McCarthy contrasts this with the “household” as “a socially reproductive and economically productive place.” In contrast to the closed home, the household is open both in terms of dependence and hospitality. The family is embedded in wider networks of friendship, and ultimately located in the “first family” which is the household of God, the body of Christ. Such households take “the risk of interdependence.” Such households make room for others—including the “singles” among us who are equal members of the household of God. Such households are incubators of concern for the common good because they welcome the community into their midst. It is such households that we testify to when, at their baptism, the congregation pledges to help the parents raise their child.
What would society look like if all of our homes were just privatized enclaves for romance? What sort of society would we get if all of our marriages reflected the mythology of Weddings, Inc?
Well, we might get a society a lot like our own. It would be a society where “private” interests are pursued to the exclusion of the common good, as if the two are in competition and the wider community is a threat.

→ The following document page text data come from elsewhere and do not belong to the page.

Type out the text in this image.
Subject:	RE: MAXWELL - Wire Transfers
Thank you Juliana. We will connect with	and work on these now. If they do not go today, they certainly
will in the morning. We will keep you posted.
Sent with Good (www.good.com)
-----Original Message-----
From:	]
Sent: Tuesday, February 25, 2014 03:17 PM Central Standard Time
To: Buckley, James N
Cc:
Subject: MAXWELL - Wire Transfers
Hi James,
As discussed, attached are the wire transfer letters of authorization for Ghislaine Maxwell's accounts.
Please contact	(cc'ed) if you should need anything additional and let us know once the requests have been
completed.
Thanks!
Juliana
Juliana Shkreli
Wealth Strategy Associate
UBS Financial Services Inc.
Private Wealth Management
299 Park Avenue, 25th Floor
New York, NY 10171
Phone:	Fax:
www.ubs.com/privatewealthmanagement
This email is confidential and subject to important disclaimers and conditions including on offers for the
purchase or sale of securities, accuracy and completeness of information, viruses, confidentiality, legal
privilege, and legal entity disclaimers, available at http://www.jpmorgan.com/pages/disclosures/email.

A society where marriage is romanticized, which is why they so often fail. When we expect marriages to be extensions of idealistic weddings, we’re not only setting ourselves up to fail, we are abandoning the call to “household,” to curate open homes where others are welcome and from which we lean out to serve the good of our neighbours.
“Householding” is crucial for social architecture, for it is in such families that we incubate not just love for one another, but love of God and neighbour, pushing out the door in pursuit of the common good. If we want to raise up a generation passionate about the common good, perhaps we should say “No” to the dress—and all of the spectacular trappings of Wedding, Inc.—and instead plan for a marriage with open doors, honest in its vulnerability, even eagerly dependent. “There ain’t no shame in reaching out for a friend.”